AN ARCHITECT behind a flagship children's hospital that has been delayed by six months has claimed construction was rushed despite repeated warnings that designs were "seriously flawed".

Robert Menzies said staff, patients and taxpayers will end up with a building that is "not as good as it good be" because the pressure to meet deadlines led managers in charge of the £150 million Sick Kids Hospital in Edinburgh to ignore potential problems.

He said columns blocking the middle of rooms, lack of daylight to bedrooms and difficulties of trying to use the central atrium as a duel purpose outpatients' waiting room and exhibition space with patients' cinema were among the flaws.

In a letter to the Herald newspaper, Mr Menzies - an experienced healthcare architect who is now retired - said clinicians' complaints that the layout would be "totally useless" and "completely unacceptable" were ignored.

Mr Menzies, who was also involved in the design of the new Royal Hospital for Sick Children in Glasgow, was working for BMJ Architects in Glasgow when the firm was hired by NHS Lothian, jointly with Nightingale Associates, to draw up an "exemplar design" for the new Edinburgh children's hospital.

The exemplar is a template design which is used as a guide layout by architects subsequently bidding for a construction contract.

However, Mr Menzies said the exemplar process was complicated by numerous redesigns as the health board switched from requesting only a children's hospital to incorporating an extension of the existing adult neurological department into the site. It then dropped the neurological unit before re-incorporating it again when the project went from being publicly-funded to a PFI scheme.

Speaking to the Herald, Mr Menzies said he became increasingly concerned that flaws in the exemplar design were not being ironed out because of pressure to keep to schedule.

He said: "There was pressure to get this up and running. That's the problem with the exemplar design system is that you're rushing to meet a deadline and you don't have time to work out things and anticipation is that the bidders will work out these things [during the competition process]."
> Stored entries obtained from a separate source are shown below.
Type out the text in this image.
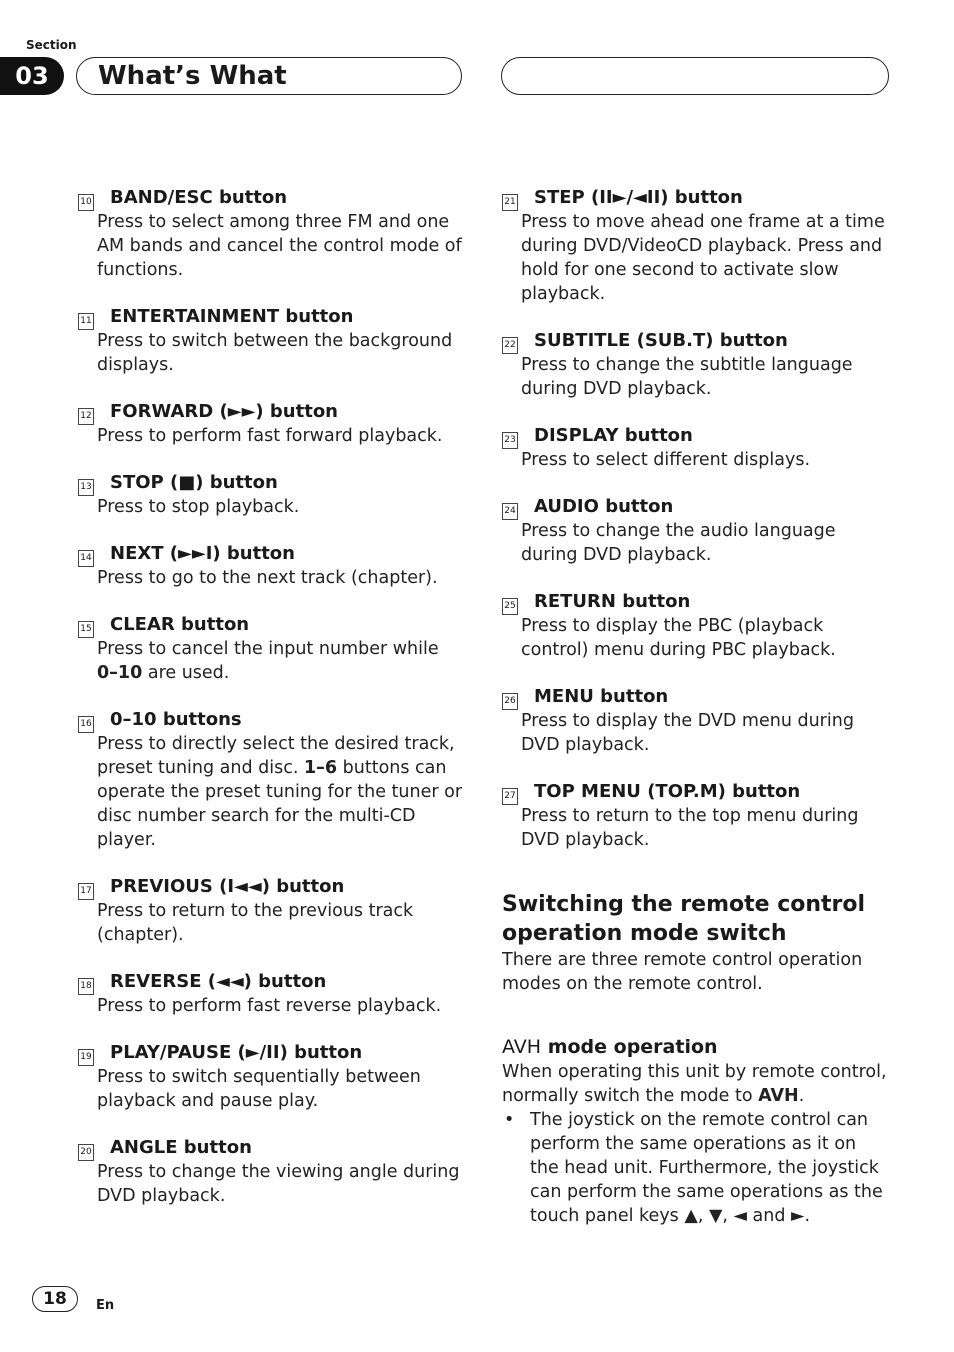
Section
03	What’s What
10 BAND/ESC button
Press to select among three FM and one AM bands and cancel the control mode of functions.
11 ENTERTAINMENT button
Press to switch between the background displays.
12 FORWARD (►►) button
Press to perform fast forward playback.
13 STOP (■) button
Press to stop playback.
14 NEXT (►►I) button
Press to go to the next track (chapter).
15 CLEAR button
Press to cancel the input number while 0–10 are used.
16 0–10 buttons
Press to directly select the desired track, preset tuning and disc. 1–6 buttons can operate the preset tuning for the tuner or disc number search for the multi-CD player.
17 PREVIOUS (I◄◄) button
Press to return to the previous track (chapter).
18 REVERSE (◄◄) button
Press to perform fast reverse playback.
19 PLAY/PAUSE (►/II) button
Press to switch sequentially between playback and pause play.
20 ANGLE button
Press to change the viewing angle during DVD playback.
21 STEP (II►/◄II) button
Press to move ahead one frame at a time during DVD/VideoCD playback. Press and hold for one second to activate slow playback.
22 SUBTITLE (SUB.T) button
Press to change the subtitle language during DVD playback.
23 DISPLAY button
Press to select different displays.
24 AUDIO button
Press to change the audio language during DVD playback.
25 RETURN button
Press to display the PBC (playback control) menu during PBC playback.
26 MENU button
Press to display the DVD menu during DVD playback.
27 TOP MENU (TOP.M) button
Press to return to the top menu during DVD playback.
Switching the remote control operation mode switch
There are three remote control operation modes on the remote control.
AVH mode operation
When operating this unit by remote control, normally switch the mode to AVH.
• The joystick on the remote control can perform the same operations as it on the head unit. Furthermore, the joystick can perform the same operations as the touch panel keys ▲, ▼, ◄ and ►.
18	En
However, Mr Menzies - who went on to compete unsuccessfully for the construction contract in a team comprising BMJ, BEP, BAM and Balfour Beattie - said the NHS project managers subsequently warned bidders they would lose points for diverging from the exemplar layout.

Mr Menzies' team, guided by him, nonetheless drew up an alternative set of plans to "remedy the issues" of the exemplar design, but were scored lowest.

Mr Menzies said he believes they lost out because it was "quicker and easier" for the health board to stick to the original layout.

It comes after NHS Lothian confirmed that the Sick Kids Hospital will now open six months late, in spring 2018, due to "unavoidable technical construction problems", poor weather and financial problems affecting two of the contractors.

A spokeswoman for the health board said that the "technical construction problems" were unrelated to the building's design.

Susan Goldsmith, acting chief executive of NHS Lothian, said the main cause of delays was one subcontractor entering administration and a second going into liquidation.

She said: "The competitive bid process was extremely robust and our project and clinical teams worked with a number of firms to make sure we selected the correct partners to build this world-class facility.

Ms Goldsmith added that the design had "fully evolved since the initial reference stage" and "will meet current and future needs".